Argiri Alisandratos is the assistant director of placement and support services at the Victorian Department of Human Services (DHS), and he says his Greek heritage prepared him for a career in child protection.

“My family and our culture and my upbringing in a traditional Greek environment has been an enormous benefit to how I connect with families, and ensure families are a source of support when they can be,” he said.

Alisandratos has worked as a practitioner for nearly 20 years, and is now responsible for designing the programs and policies that deal with moving young people away from their families when it’s neccesary.

He said maintaining the child’s culture is very important.

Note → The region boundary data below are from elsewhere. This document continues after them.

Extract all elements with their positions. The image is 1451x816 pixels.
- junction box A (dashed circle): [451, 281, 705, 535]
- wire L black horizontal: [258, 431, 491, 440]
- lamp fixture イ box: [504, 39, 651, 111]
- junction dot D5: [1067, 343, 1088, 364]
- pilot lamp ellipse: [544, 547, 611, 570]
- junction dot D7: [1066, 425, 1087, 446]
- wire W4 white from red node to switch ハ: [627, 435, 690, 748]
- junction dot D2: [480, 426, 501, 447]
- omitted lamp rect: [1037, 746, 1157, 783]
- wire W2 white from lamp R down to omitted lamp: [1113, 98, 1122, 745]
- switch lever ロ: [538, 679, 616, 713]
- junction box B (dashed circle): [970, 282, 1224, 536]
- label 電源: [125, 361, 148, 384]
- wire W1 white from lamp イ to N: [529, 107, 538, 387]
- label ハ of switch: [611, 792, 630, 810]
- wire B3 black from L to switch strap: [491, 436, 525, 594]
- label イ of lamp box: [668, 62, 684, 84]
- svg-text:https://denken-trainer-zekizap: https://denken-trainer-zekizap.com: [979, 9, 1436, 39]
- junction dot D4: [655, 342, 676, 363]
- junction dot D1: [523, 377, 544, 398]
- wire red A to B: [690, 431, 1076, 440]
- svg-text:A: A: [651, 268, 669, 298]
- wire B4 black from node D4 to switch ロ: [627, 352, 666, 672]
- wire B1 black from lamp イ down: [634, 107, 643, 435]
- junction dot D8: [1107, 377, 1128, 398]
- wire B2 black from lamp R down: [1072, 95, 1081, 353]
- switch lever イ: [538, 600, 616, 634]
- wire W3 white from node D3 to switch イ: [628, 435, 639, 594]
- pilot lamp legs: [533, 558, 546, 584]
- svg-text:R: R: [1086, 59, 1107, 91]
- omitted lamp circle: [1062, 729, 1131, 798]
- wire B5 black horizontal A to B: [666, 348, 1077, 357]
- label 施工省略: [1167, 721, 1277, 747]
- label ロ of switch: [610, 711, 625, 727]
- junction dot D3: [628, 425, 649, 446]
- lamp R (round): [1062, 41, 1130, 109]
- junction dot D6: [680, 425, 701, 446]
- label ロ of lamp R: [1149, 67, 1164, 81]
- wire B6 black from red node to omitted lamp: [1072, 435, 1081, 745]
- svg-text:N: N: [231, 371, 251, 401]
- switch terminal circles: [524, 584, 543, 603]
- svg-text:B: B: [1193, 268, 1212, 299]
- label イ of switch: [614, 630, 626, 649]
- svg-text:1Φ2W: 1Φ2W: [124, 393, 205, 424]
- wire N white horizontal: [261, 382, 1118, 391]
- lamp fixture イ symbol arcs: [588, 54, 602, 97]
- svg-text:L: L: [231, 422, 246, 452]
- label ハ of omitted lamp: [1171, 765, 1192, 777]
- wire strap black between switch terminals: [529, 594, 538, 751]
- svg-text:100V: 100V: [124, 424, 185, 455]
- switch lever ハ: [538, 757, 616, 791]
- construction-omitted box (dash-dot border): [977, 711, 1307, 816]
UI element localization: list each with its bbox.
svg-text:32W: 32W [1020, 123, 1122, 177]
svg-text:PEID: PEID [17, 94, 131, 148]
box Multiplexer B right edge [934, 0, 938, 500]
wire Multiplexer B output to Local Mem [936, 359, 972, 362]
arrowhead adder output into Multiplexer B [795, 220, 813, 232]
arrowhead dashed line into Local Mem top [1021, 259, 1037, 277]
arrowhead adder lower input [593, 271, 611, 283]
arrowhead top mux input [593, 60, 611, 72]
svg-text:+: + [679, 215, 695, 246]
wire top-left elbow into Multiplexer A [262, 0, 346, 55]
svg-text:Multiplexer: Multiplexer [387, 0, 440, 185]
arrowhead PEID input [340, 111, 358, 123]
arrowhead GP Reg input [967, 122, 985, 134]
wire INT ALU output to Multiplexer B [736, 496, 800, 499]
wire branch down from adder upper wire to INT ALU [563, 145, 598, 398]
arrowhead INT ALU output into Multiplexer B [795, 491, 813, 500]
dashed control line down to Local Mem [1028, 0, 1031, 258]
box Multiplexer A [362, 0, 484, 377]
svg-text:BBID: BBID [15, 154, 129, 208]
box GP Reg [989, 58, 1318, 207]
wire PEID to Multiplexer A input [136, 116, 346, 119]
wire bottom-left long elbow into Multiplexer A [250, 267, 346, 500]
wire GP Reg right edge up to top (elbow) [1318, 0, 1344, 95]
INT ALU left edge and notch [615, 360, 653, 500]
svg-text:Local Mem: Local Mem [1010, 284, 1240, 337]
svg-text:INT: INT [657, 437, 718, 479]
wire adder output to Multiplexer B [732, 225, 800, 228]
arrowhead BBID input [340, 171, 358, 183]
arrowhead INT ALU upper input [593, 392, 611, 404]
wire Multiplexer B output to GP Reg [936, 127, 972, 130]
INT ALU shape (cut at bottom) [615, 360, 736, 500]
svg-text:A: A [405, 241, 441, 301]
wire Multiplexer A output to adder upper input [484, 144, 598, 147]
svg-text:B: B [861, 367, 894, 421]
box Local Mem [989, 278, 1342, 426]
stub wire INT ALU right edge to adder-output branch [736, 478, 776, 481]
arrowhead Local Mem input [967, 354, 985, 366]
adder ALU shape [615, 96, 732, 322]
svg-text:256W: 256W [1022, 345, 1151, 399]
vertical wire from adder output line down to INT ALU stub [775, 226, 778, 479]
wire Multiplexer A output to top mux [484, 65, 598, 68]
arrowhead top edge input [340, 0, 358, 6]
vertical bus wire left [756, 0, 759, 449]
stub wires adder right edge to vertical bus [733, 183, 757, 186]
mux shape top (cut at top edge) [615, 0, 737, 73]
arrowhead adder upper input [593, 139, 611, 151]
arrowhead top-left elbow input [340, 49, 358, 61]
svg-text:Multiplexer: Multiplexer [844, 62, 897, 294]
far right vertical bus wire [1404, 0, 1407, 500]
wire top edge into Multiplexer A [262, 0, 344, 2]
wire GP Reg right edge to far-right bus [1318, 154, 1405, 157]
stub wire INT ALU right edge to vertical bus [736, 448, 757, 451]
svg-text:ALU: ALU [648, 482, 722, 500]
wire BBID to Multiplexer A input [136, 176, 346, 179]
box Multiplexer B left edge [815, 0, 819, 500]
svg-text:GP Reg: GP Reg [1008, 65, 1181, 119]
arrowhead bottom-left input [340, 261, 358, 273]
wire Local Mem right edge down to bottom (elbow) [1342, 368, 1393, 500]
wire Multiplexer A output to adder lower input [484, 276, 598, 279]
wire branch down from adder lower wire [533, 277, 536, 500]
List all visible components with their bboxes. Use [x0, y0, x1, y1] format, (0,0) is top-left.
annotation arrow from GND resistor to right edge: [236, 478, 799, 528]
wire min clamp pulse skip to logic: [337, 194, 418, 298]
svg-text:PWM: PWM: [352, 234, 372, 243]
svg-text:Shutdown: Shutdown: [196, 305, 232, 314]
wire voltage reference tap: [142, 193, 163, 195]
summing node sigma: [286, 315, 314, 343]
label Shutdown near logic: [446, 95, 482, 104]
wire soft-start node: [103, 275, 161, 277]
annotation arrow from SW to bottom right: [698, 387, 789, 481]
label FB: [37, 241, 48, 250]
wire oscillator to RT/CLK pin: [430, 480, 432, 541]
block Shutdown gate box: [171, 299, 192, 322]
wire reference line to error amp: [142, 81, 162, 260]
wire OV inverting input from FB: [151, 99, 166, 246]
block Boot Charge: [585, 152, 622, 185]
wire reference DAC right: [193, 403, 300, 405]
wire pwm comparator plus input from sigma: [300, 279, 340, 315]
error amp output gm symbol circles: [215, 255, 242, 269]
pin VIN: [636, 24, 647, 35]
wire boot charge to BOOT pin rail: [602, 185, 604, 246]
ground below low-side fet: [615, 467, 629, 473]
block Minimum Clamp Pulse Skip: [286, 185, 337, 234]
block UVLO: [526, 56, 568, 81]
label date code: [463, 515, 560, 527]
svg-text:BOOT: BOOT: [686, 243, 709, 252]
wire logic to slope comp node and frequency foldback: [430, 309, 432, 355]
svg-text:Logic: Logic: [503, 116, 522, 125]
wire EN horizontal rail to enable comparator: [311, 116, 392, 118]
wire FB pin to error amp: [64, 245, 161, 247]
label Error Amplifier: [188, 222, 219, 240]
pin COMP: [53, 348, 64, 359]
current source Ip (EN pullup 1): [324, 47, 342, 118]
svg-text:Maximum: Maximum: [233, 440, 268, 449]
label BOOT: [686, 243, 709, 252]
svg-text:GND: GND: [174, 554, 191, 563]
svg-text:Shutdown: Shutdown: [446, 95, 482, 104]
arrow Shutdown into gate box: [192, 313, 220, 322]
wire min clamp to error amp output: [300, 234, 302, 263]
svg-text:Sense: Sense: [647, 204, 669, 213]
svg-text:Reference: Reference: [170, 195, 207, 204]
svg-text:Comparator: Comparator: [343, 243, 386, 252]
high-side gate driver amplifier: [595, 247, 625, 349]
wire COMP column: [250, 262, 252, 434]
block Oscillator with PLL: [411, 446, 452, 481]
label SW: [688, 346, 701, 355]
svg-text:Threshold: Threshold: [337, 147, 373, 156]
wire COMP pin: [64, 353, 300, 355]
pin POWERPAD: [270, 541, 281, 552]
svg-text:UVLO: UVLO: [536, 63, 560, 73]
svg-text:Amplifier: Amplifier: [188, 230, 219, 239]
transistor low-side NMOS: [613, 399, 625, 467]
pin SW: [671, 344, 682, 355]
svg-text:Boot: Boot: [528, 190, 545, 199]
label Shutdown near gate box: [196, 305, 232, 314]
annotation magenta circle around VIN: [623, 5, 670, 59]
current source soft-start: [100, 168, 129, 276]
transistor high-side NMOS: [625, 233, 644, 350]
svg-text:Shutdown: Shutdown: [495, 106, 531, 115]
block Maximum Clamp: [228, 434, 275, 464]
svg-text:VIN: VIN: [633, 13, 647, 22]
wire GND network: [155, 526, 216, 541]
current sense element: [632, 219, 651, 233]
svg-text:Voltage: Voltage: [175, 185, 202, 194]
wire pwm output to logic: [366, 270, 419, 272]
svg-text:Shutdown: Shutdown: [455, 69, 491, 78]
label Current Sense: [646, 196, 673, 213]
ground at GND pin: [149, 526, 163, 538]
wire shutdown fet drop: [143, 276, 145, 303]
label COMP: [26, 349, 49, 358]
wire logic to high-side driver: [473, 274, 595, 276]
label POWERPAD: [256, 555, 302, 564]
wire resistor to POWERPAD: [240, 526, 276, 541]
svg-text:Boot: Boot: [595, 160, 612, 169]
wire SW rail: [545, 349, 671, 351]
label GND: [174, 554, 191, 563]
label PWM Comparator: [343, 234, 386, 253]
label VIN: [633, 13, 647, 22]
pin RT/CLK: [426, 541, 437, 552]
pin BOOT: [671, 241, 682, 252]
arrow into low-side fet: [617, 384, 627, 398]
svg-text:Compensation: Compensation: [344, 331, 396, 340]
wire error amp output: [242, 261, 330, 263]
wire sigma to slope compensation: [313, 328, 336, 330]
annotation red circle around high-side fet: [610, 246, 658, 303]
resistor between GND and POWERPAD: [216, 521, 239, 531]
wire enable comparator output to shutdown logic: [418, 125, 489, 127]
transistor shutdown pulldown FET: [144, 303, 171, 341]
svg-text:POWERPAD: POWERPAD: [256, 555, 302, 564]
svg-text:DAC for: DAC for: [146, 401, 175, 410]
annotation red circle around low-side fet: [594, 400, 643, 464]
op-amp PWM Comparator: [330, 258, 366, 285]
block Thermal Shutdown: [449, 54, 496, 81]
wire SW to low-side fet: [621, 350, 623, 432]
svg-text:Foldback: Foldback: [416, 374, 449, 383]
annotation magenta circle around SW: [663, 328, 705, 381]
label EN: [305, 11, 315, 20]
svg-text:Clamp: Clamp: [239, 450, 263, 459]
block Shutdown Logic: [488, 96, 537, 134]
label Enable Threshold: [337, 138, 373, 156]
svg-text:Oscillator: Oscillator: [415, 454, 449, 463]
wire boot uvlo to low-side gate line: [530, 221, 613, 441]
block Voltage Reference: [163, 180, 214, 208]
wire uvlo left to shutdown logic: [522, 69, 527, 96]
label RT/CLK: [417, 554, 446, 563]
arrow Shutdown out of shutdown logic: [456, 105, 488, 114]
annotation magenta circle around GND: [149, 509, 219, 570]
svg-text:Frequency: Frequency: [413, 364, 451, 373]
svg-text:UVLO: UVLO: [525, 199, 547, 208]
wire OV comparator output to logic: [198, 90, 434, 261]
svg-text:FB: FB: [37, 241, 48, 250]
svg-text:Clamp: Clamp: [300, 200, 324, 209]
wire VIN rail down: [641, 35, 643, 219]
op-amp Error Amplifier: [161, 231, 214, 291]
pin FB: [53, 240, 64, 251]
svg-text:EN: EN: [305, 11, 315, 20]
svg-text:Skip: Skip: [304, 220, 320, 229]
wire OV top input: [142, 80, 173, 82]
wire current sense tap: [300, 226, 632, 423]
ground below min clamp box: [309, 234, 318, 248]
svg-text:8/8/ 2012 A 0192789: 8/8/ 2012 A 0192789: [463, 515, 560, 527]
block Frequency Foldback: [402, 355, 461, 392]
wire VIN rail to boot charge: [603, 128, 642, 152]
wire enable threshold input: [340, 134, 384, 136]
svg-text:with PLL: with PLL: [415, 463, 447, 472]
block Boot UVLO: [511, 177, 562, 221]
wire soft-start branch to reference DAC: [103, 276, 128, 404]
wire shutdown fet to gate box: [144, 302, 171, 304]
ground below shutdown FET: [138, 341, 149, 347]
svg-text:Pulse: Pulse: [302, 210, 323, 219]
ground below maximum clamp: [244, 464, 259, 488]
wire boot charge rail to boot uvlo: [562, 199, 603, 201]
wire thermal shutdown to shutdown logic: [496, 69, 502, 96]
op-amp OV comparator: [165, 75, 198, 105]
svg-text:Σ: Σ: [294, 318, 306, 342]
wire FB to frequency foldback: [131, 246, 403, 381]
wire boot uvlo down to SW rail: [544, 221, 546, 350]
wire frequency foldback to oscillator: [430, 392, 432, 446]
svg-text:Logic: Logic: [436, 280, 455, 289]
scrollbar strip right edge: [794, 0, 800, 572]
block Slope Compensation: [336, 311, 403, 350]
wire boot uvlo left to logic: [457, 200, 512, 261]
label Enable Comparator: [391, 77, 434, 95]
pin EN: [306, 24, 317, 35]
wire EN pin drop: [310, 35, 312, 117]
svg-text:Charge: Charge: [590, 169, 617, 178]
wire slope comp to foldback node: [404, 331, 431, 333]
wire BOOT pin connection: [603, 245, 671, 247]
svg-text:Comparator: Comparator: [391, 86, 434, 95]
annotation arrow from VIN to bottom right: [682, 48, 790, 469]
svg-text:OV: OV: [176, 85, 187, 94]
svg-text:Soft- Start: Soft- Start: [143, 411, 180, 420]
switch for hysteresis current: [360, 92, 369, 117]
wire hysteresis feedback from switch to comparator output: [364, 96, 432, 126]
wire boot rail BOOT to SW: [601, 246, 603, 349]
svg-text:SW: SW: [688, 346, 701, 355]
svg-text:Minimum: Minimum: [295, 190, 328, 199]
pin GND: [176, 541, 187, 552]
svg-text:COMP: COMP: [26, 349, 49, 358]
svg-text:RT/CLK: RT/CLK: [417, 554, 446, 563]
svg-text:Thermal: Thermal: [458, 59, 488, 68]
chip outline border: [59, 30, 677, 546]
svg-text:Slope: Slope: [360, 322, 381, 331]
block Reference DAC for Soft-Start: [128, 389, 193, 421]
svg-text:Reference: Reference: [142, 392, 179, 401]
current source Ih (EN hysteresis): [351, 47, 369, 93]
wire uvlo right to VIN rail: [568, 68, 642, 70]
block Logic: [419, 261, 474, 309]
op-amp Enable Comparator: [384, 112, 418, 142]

He said National Child Protection Week was important for highlighting the positive child protection stories.

Angela Papoutsoglou is a principal practitioner for the Department of Human Services, in Melbourne’s north-west. She said the successes come from keeping families together.

“Our paramount concern is the concern of the child, but also working in creative ways in partnership with the family to keep them together,” she said.
She said when children do need to be moved, the first preference is within the extended family network.

“You see it in the Greek community,” she said. “I’ve worked with a number of Greek families where, overall, the sense is, ‘we are a family,’ and when there’s an issue and we become involved, it’s amazing where extended family come from to help.”

Mary Kyrios is the DHS’s principal policy analyst, working to achieve better outcomes for children in the Children’s Court.

“We’re looking at a new model of alternative dispute resolution in the Children’s Court that ensures that children are the main focus,” she said.

She said her Greek Australian heritage has made her open to the way different families function.